The establishment and by extension the Army is response for grave disasters in Pakistani history - there is no way around it. But it is also part of the national fabric, shaped by the same political and social forces that define the country. It is not a monolith. It is a collection of individuals, institutions, and decisions that reflect the broader reality of a nation grappling with corruption, elitism, and instability. At the same time, it has protected the country from external threats which includes responding to Afghan terrorism from groups like the TTP and Afghan Taliban, even as Pakistan's past role in fostering jihadist networks during the Soviet era created blowback.
The Army's response to this threat drew broad public consensus for its operations, despite residual sympathies for jihad rooted in that historical external support. Yet it confronts entrenched Afghan hostility toward Pakistan, a mindset tracing back to early Afghan invasions of India from a place of Pashtun racial superiority, persisting through the Khilafat movement and escalating into post-partition Pashtunistan claims that sought to carve up Pakistani territory.
Even earnest peace talks, including those reportedly encouraged by Imran Khan, collapsed due to the irreconcilable mindset of the TTP, Afghan Taliban, and broader Afghan attitudes.
Now, consider the political system: a deeply flawed, elitist structure that the establishment and military have long helped perpetuate through interventions that weakened civilian institutions, fostering corruption, cronyism, and zero accountability across Pakistan's journey. Imran Khan ultimately failed to deliver anything beyond hollow rhetoric and piecemeal changes, wasting time on pointless poetry instead of building real legitimacy to govern and reform Pakistan as it actually is. Rather, he chased fantasies of stolen mandates, alienated every Pakistani ally with his self-aggrandizing principles even as those crumbled around his wife and her disciples and left his cult, who were already grumbling about his lack of results, to redirect their fury at everything else through context-free outrage and endless goalpost shifts.
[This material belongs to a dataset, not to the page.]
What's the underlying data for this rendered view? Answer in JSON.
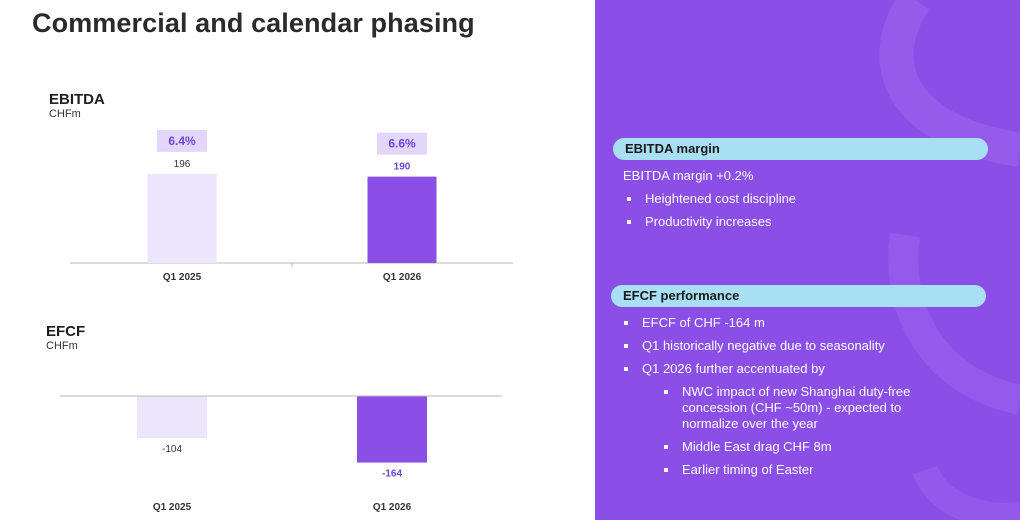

There has been no more vociferous critique of the military's excesses, corruption, and incompetence since the days of the old forums and I dare the entire DNA of this party's supporters to find even a sliver of such in their history on those forums prior to their messiah.
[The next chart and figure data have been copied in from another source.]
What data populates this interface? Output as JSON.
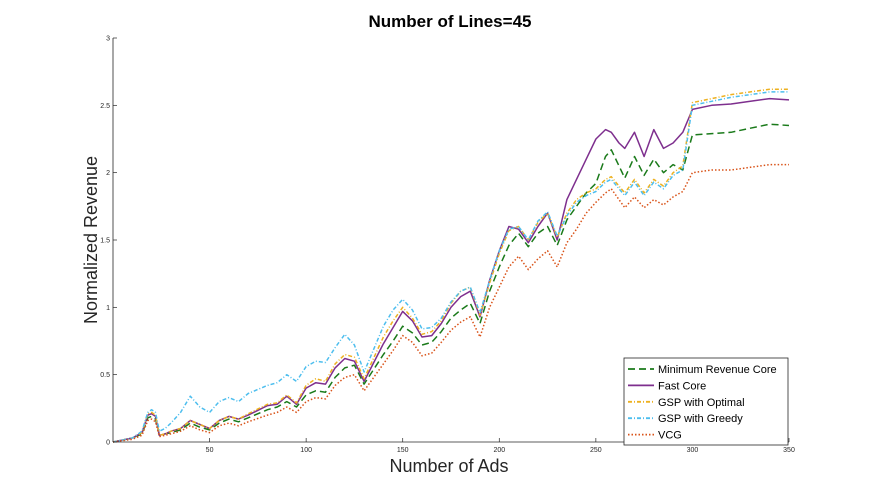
{
  "chart_data": {
    "type": "line",
    "title": "Number of Lines=45",
    "xlabel": "Number of Ads",
    "ylabel": "Normalized Revenue",
    "xlim": [
      0,
      350
    ],
    "ylim": [
      0,
      3
    ],
    "xticks": [
      50,
      100,
      150,
      200,
      250,
      300,
      350
    ],
    "yticks": [
      0,
      0.5,
      1,
      1.5,
      2,
      2.5,
      3
    ],
    "xtick_labels": [
      "50",
      "100",
      "150",
      "200",
      "250",
      "300",
      "350"
    ],
    "ytick_labels": [
      "0",
      "0.5",
      "1",
      "1.5",
      "2",
      "2.5",
      "3"
    ],
    "grid": false,
    "legend_position": "bottom-right",
    "x": [
      0,
      10,
      15,
      18,
      20,
      22,
      24,
      27,
      30,
      35,
      40,
      45,
      50,
      55,
      60,
      65,
      70,
      80,
      85,
      90,
      95,
      100,
      105,
      110,
      115,
      120,
      125,
      130,
      140,
      145,
      150,
      155,
      160,
      165,
      170,
      175,
      180,
      185,
      190,
      195,
      200,
      205,
      210,
      215,
      220,
      225,
      230,
      235,
      240,
      245,
      250,
      255,
      258,
      262,
      265,
      270,
      275,
      280,
      285,
      290,
      295,
      300,
      310,
      320,
      330,
      340,
      350
    ],
    "series": [
      {
        "name": "Minimum Revenue Core",
        "color": "#1a7a1a",
        "dash": "7,4",
        "values": [
          0.0,
          0.03,
          0.06,
          0.18,
          0.19,
          0.17,
          0.05,
          0.06,
          0.07,
          0.09,
          0.14,
          0.11,
          0.09,
          0.14,
          0.17,
          0.15,
          0.18,
          0.24,
          0.26,
          0.3,
          0.26,
          0.35,
          0.38,
          0.37,
          0.48,
          0.55,
          0.57,
          0.43,
          0.65,
          0.75,
          0.86,
          0.81,
          0.72,
          0.74,
          0.82,
          0.92,
          0.98,
          1.03,
          0.88,
          1.12,
          1.3,
          1.46,
          1.55,
          1.45,
          1.55,
          1.6,
          1.46,
          1.65,
          1.75,
          1.85,
          1.92,
          2.12,
          2.17,
          2.05,
          1.96,
          2.12,
          1.98,
          2.1,
          2.0,
          2.06,
          2.02,
          2.28,
          2.29,
          2.3,
          2.33,
          2.36,
          2.35
        ]
      },
      {
        "name": "Fast Core",
        "color": "#7e2f8e",
        "dash": "",
        "values": [
          0.0,
          0.03,
          0.07,
          0.2,
          0.21,
          0.19,
          0.05,
          0.06,
          0.08,
          0.1,
          0.16,
          0.13,
          0.1,
          0.16,
          0.19,
          0.17,
          0.2,
          0.27,
          0.28,
          0.34,
          0.28,
          0.4,
          0.44,
          0.43,
          0.55,
          0.62,
          0.6,
          0.45,
          0.73,
          0.85,
          0.97,
          0.9,
          0.78,
          0.79,
          0.88,
          1.0,
          1.08,
          1.12,
          0.93,
          1.2,
          1.42,
          1.6,
          1.58,
          1.48,
          1.6,
          1.7,
          1.5,
          1.8,
          1.95,
          2.1,
          2.25,
          2.32,
          2.3,
          2.22,
          2.18,
          2.3,
          2.12,
          2.32,
          2.18,
          2.22,
          2.3,
          2.47,
          2.5,
          2.51,
          2.53,
          2.55,
          2.54
        ]
      },
      {
        "name": "GSP with Optimal",
        "color": "#edb120",
        "dash": "4,2,1,2",
        "values": [
          0.0,
          0.03,
          0.07,
          0.21,
          0.22,
          0.2,
          0.05,
          0.06,
          0.08,
          0.1,
          0.16,
          0.13,
          0.1,
          0.16,
          0.19,
          0.17,
          0.21,
          0.28,
          0.29,
          0.35,
          0.29,
          0.42,
          0.47,
          0.45,
          0.58,
          0.65,
          0.63,
          0.47,
          0.78,
          0.9,
          1.0,
          0.92,
          0.8,
          0.82,
          0.9,
          1.03,
          1.12,
          1.15,
          0.94,
          1.18,
          1.4,
          1.57,
          1.6,
          1.5,
          1.63,
          1.7,
          1.52,
          1.7,
          1.8,
          1.85,
          1.88,
          1.95,
          1.97,
          1.9,
          1.85,
          1.95,
          1.85,
          1.95,
          1.9,
          2.0,
          2.05,
          2.52,
          2.55,
          2.58,
          2.6,
          2.62,
          2.62
        ]
      },
      {
        "name": "GSP with Greedy",
        "color": "#4dbeee",
        "dash": "4,2,1,2",
        "values": [
          0.0,
          0.03,
          0.08,
          0.22,
          0.24,
          0.22,
          0.08,
          0.1,
          0.14,
          0.22,
          0.34,
          0.26,
          0.22,
          0.3,
          0.33,
          0.3,
          0.36,
          0.42,
          0.44,
          0.5,
          0.45,
          0.56,
          0.6,
          0.59,
          0.7,
          0.8,
          0.72,
          0.52,
          0.86,
          0.98,
          1.06,
          0.98,
          0.84,
          0.85,
          0.92,
          1.04,
          1.12,
          1.15,
          0.96,
          1.2,
          1.42,
          1.58,
          1.6,
          1.5,
          1.64,
          1.71,
          1.53,
          1.68,
          1.78,
          1.83,
          1.86,
          1.93,
          1.95,
          1.88,
          1.83,
          1.93,
          1.83,
          1.93,
          1.88,
          1.98,
          2.02,
          2.5,
          2.53,
          2.56,
          2.58,
          2.6,
          2.6
        ]
      },
      {
        "name": "VCG",
        "color": "#d95319",
        "dash": "1.5,2",
        "values": [
          0.0,
          0.02,
          0.05,
          0.16,
          0.17,
          0.15,
          0.04,
          0.05,
          0.06,
          0.08,
          0.12,
          0.09,
          0.07,
          0.12,
          0.14,
          0.12,
          0.15,
          0.2,
          0.22,
          0.26,
          0.22,
          0.3,
          0.33,
          0.32,
          0.42,
          0.48,
          0.5,
          0.38,
          0.58,
          0.68,
          0.79,
          0.74,
          0.64,
          0.66,
          0.74,
          0.83,
          0.89,
          0.93,
          0.78,
          1.0,
          1.15,
          1.3,
          1.38,
          1.28,
          1.36,
          1.42,
          1.3,
          1.48,
          1.58,
          1.7,
          1.78,
          1.85,
          1.88,
          1.8,
          1.74,
          1.82,
          1.74,
          1.8,
          1.76,
          1.82,
          1.86,
          2.0,
          2.02,
          2.02,
          2.04,
          2.06,
          2.06
        ]
      }
    ]
  }
}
But, The military stands as Pakistan's only functioning institution as a fait accompli born of the national character that favors impatience and shortcuts over patient institution-building. In moments of crisis, they have acted as a stabilizing force, even when those crises were in part of its own making. When no one else steps up to bear that burden, whether by design or simply because Pakistanis are who they are and built the system they built, the institution fills the vacuum. To vilify the entire army for the actions of a few is to throw out the baby with the bathwater.
Unfortunately, these critics aren't interested in reform or justice. They're interested in feeling superior. They want to see the military fail, even when its actions were, at least in part, a response to a broken system that predates the very people now running it.